Wayne State University School of Medicine, Detroit, MI, USA.
Department of Urology, Vattikuti Urology Institute, Henry Ford Health System, Detroit, MI, USA.
Histopathology. 2019 Jun;74(7):1081-1087. doi: 10.1111/his.13833. Epub 2019 Apr 29.
Comedonecrosis in prostate cancer has always been Gleason pattern 5. However, we aimed to evaluate how intraductal carcinoma (not graded) with comedonecrosis should be considered.
From 52 radical prostatectomy patients, 40 were informative and evaluated with immunohistochemistry for basal cells. Clinical outcome was assessed for biochemical recurrence, metastatic disease and the need for adjuvant therapy. Comedonecrosis was predominantly located in intraductal carcinoma (24, 60%). However, nine (23%) had comedonecrosis within invasive cancer and seven (18%) within both invasive and intraductal carcinoma. Extraprostatic extension rarely showed comedonecrosis (5, 13%), but rather perineural invasion within cribriform glands. Tumours were largely high-stage (15, 38% pT3a and 19, 48% pT3b), with 15 (37%) having positive lymph nodes and four distant metastases. Most cases (25, 63%) had other patterns of Gleason pattern 5 (single cells, solid), although 10 were reclassified as containing no invasive pattern 5. Of these, most were pT3 (eight of 10), but none had positive lymph nodes. Lymph node metastases were more common in patients with invasive cancer containing comedonecrosis (P = 0.02), and the need for androgen deprivation was near significance (P = 0.07), but biochemical recurrence was not significantly different (P = 0.58).

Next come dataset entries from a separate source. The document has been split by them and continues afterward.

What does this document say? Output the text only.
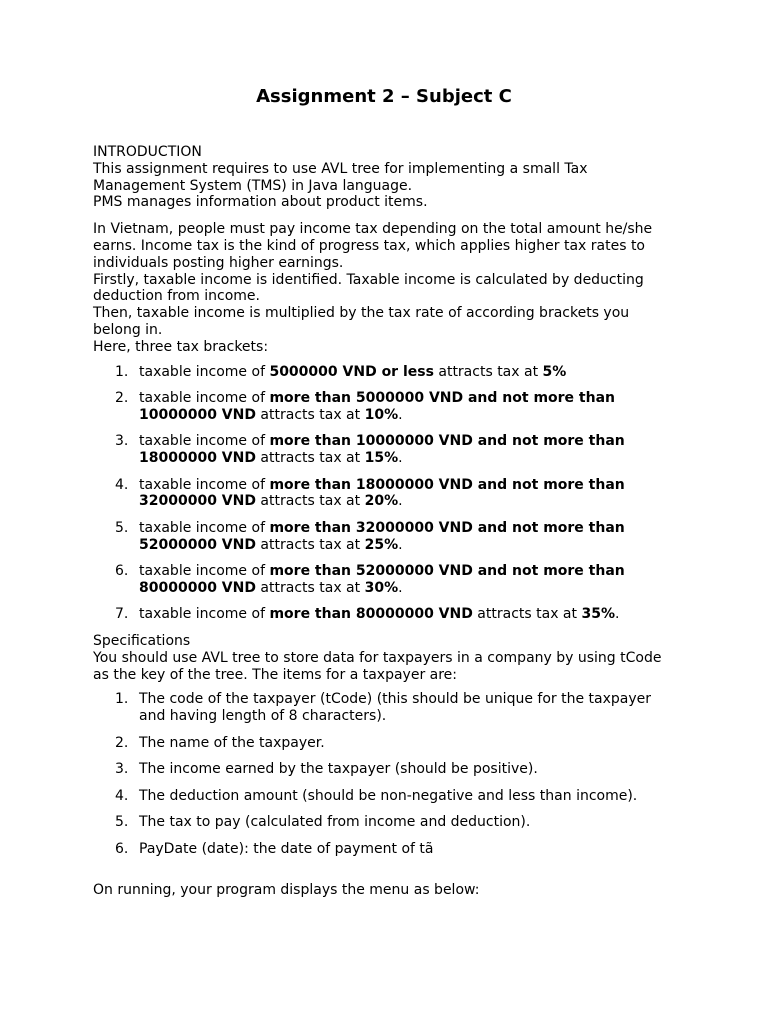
Assignment 2 – Subject C

INTRODUCTION

This assignment requires to use AVL tree for implementing a small Tax Management System (TMS) in Java language.

PMS manages information about product items.

In Vietnam, people must pay income tax depending on the total amount he/she earns. Income tax is the kind of progress tax, which applies higher tax rates to individuals posting higher earnings.

Firstly, taxable income is identified. Taxable income is calculated by deducting deduction from income.

Then, taxable income is multiplied by the tax rate of according brackets you belong in.

Here, three tax brackets:

1. taxable income of 5000000 VND or less attracts tax at 5%
2. taxable income of more than 5000000 VND and not more than 10000000 VND attracts tax at 10%.
3. taxable income of more than 10000000 VND and not more than 18000000 VND attracts tax at 15%.
4. taxable income of more than 18000000 VND and not more than 32000000 VND attracts tax at 20%.
5. taxable income of more than 32000000 VND and not more than 52000000 VND attracts tax at 25%.
6. taxable income of more than 52000000 VND and not more than 80000000 VND attracts tax at 30%.
7. taxable income of more than 80000000 VND attracts tax at 35%.

Specifications

You should use AVL tree to store data for taxpayers in a company by using tCode as the key of the tree. The items for a taxpayer are:

1. The code of the taxpayer (tCode) (this should be unique for the taxpayer and having length of 8 characters).
2. The name of the taxpayer.
3. The income earned by the taxpayer (should be positive).
4. The deduction amount (should be non-negative and less than income).
5. The tax to pay (calculated from income and deduction).
6. PayDate (date): the date of payment of tã

On running, your program displays the menu as below:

Prostate cancer with comedonecrosis is often intraductal; however, these tumours are largely high-stage, showing a higher rate of positive lymph nodes with invasive comedonecrosis. Immunohistochemistry may be considered when comedonecrosis may significantly change the tumour grade. However, it is not clear at present that excluding intraductal carcinoma from the grade is superior to including it in grading when it is associated with high-grade invasive cancer.
前列腺癌中的粉刺性坏死一直是 Gleason 模式 5。然而,我们旨在评估具有粉刺性坏死的导管内癌(未分级)应如何考虑。
从 52 例根治性前列腺切除术患者中,有 40 例具有信息并通过免疫组织化学对基底细胞进行评估。临床结局评估包括生化复发、转移性疾病和辅助治疗的需求。粉刺性坏死主要位于导管内癌(24,60%)中。然而,有 9 例(23%)在浸润性癌内有粉刺性坏死,7 例(18%)在浸润性癌和导管内癌内均有粉刺性坏死。前列腺外延伸很少有粉刺性坏死(5,13%),但在筛状腺体中常有神经周围侵犯。肿瘤大多为高分期(15,38%pT3a 和 19,48%pT3b),有 15 例(37%)有阳性淋巴结和 4 例远处转移。大多数病例(25,63%)有其他 Gleason 模式 5 模式(单个细胞,实体),尽管有 10 例重新分类为无浸润性模式 5。其中,大多数为 pT3(10 例中的 8 例),但均无阳性淋巴结。在浸润性癌中含有粉刺性坏死的患者中,淋巴结转移更为常见(P=0.02),雄激素剥夺的需求接近显著性(P=0.07),但生化复发无显著差异(P=0.58)。
伴有粉刺性坏死的前列腺癌通常为导管内;然而,这些肿瘤大多为高分期,显示出更高的阳性淋巴结率,且伴有浸润性粉刺性坏死。当粉刺性坏死可能显著改变肿瘤分级时,可以考虑免疫组织化学。然而,目前尚不清楚将导管内癌排除在分级之外是否优于将其包含在与高级别浸润性癌相关的分级中。